PLANS to flog scores of public sector buildings have been attacked by Labour politicians - who are demanding "Worcestershire is not for sale".

The county council's Labour group says it is planning to lobby against a move by seven different bodies to team up to sell properties.

As your Worcester News revealed two weeks ago, a major project is being planned which will see scores of unneeded properties belonging to councils, the police, NHS and fire service sold.

Labour claim the county council's Conservatives are trying to form a new company that it can sell off to the highest bidder.

It also says the move is too "short term" when better options could include renting out sites instead.

Councillor Richard Udall, from the group, said: "This is nothing more than a vehicle to carry off the county’s crown jewels and silver to form a company that will be sold off cheaply.

"This is daylight robbery, the council-owned farms alone are worth £20m and create an income each year to the county of £300,000.

"This is one of the county’s greatest assets seen as the jewel in crown and envy of other authorities.

"We have managed our estates efficiently and in a profitable way for years and the auditors over the years have only had praise for the council's stewardship.

"To cart off the assets in such a cavalier fashion is reckless and will leave the county penniless."

"We need to make it clear that Worcestershire is not for sale."
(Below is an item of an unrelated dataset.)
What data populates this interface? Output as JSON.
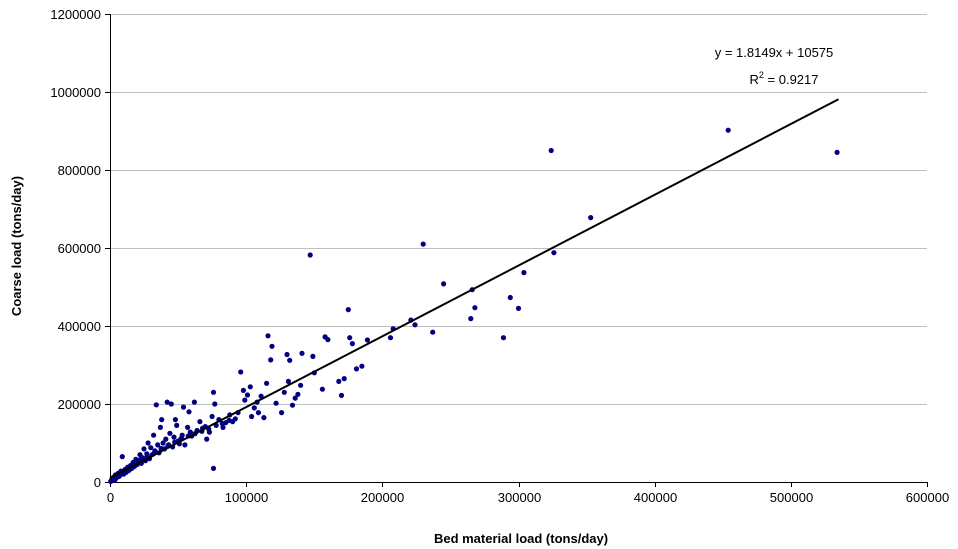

The criticism has been rejected by the Conservatives, which says having scores of empty buildings and unused assets is a waste of taxpayers' money.

The project is expected to include Worcester City Council, the NHS trust, West Mercia Police, Redditch Borough Council, the fire service and Warwickshire Police as partners.

By sharing space and selling unwanted assets, it is estimated to save the county council alone £49 million in maintenance costs over the next decade, and lead to a combined £118 million of sales.

Assets like the Guildhall, County Hall and Hindlip will be protected.

Councillor Adrian Hardman, county council leader, said: "When I first joined this council there was a strange culture of liking buildings, and trying to keep what we had, almost like some sense of civic pride.

"We estimate this will save us £49 million in revenue alone over the next 10 years and that money will have a direct impact on funding the front line.

"It's an entirely sensible thing to do."